How severe does this issue affect your experience of using Ray?
Medium: It contributes to significant difficulty to complete my task, but I can work around it.
I’d like to access metadata that is attached to a ray job from the machine/pod in k8s etc. Currently I’m using this example to submit my model training job.
from ray.job_submission import JobSubmissionClient
# If using a remote cluster, replace 127.0.0.1 with the head node's IP address.
client = JobSubmissionClient("http://127.0.0.1:8265")
job_id = client.submit_job(
# Entrypoint shell command to execute
entrypoint="python driver.py",
# Path to the local directory that contains the driver.py file
runtime_env={"working_dir": "./"}
)
print(job_id)
However, all the info related to the job lives inside the driver.py which runs on ray head node. My use case is to get the metadata associated to the job from the machine which runs this submit_job function.
Would love it if ray allows users to update metadata of a job and expose that to the python client.
@Y_C If I understand you correctly, you want some worker related meta-data (as part of job_id). What else do you need from the machine where the job is submitted to return to you?
Does the driver.py has tasks which will be scheduled on remote workers? And do you want any information back. If so, you can have the task return a dict of the related info. Alternatively, you can have each task scheduled put metadata into the object store, which then thten the driver.py can finally fetch it as all aggregated meta-data from which task.

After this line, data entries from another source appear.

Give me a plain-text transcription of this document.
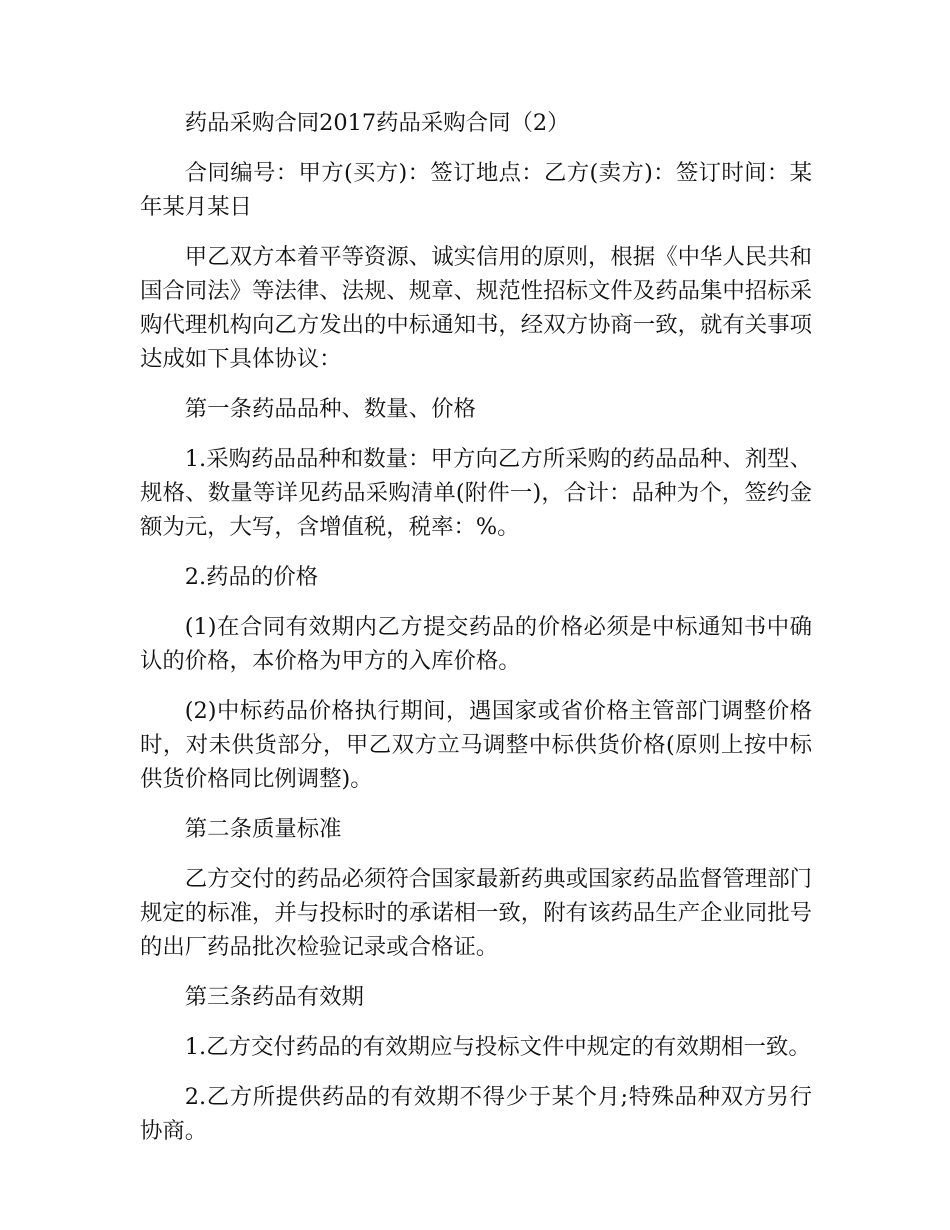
药品采购合同2017药品采购合同（2）

合同编号：甲方(买方)：签订地点：乙方(卖方)：签订时间：某年某月某日

甲乙双方本着平等资源、诚实信用的原则，根据《中华人民共和国合同法》等法律、法规、规章、规范性招标文件及药品集中招标采购代理机构向乙方发出的中标通知书，经双方协商一致，就有关事项达成如下具体协议：

第一条药品品种、数量、价格

1.采购药品品种和数量：甲方向乙方所采购的药品品种、剂型、规格、数量等详见药品采购清单(附件一)，合计：品种为个，签约金额为元，大写，含增值税，税率：%。

2.药品的价格

(1)在合同有效期内乙方提交药品的价格必须是中标通知书中确认的价格，本价格为甲方的入库价格。

(2)中标药品价格执行期间，遇国家或省价格主管部门调整价格时，对未供货部分，甲乙双方立马调整中标供货价格(原则上按中标供货价格同比例调整)。

第二条质量标准

乙方交付的药品必须符合国家最新药典或国家药品监督管理部门规定的标准，并与投标时的承诺相一致，附有该药品生产企业同批号的出厂药品批次检验记录或合格证。

第三条药品有效期

1.乙方交付药品的有效期应与投标文件中规定的有效期相一致。

2.乙方所提供药品的有效期不得少于某个月;特殊品种双方另行协商。
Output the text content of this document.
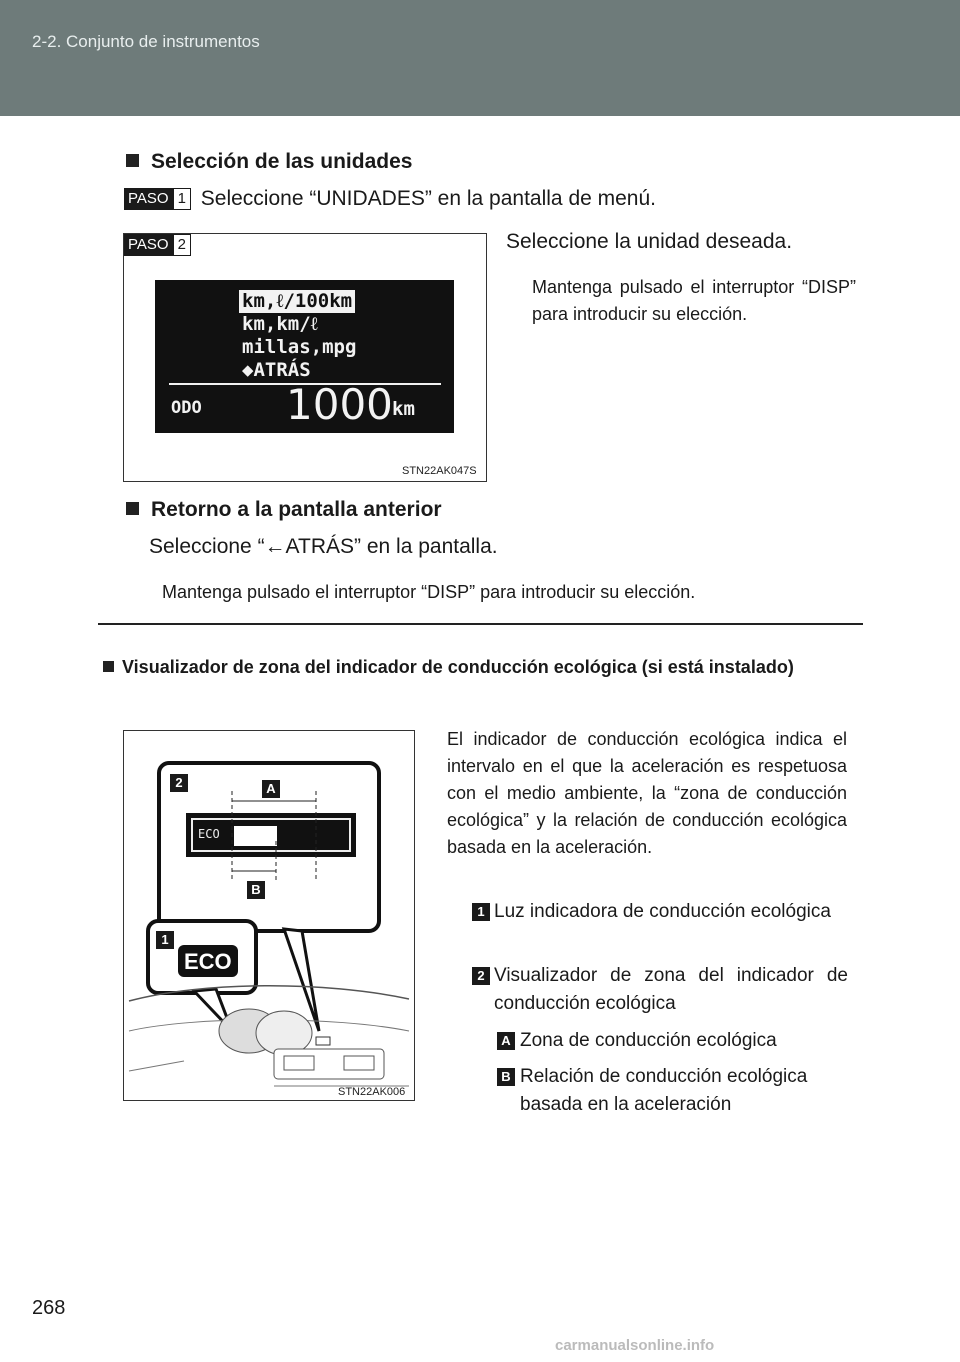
2-2. Conjunto de instrumentos
Selección de las unidades
PASO 1 Seleccione “UNIDADES” en la pantalla de menú.
PASO 2
km,ℓ/100km
km,km/ℓ
millas,mpg
◆ATRÁS
ODO 1000 km
STN22AK047S
Seleccione la unidad deseada.
Mantenga pulsado el interruptor “DISP” para introducir su elección.
Retorno a la pantalla anterior
Seleccione “←ATRÁS” en la pantalla.
Mantenga pulsado el interruptor “DISP” para introducir su elección.
Visualizador de zona del indicador de conducción ecológica (si está instalado)
2	A
B
1
ECO
ECO
STN22AK006
El indicador de conducción ecológica indica el intervalo en el que la aceleración es respetuosa con el medio ambiente, la “zona de conducción ecológica” y la relación de conducción ecológica basada en la aceleración.
1 Luz indicadora de conducción ecológica
2 Visualizador de zona del indicador de conducción ecológica
A Zona de conducción ecológica
B Relación de conducción ecológica basada en la aceleración
268
carmanualsonline.info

If you want to update the metadata from inside the entrypoint script, currently we don’t have an API for that, but if this would be useful it would be great if you could file an enhancement request on the Ray github! Sign in to GitHub · GitHub
Our use case is to collect the metadata generated during training like user defined metrics and traceback for errors during training to the pod/machine where the job is submitted. In our case it’s another pod on the same k8s cluster where ray cluster is deployed. @Jules_Damji driver code is ran on ray head but not on the machine/pod where I ran the client.submit_job script shown above. And attaching metadata doesn’t work for me because I need to be able to update the metadata from inside the entrypoint script.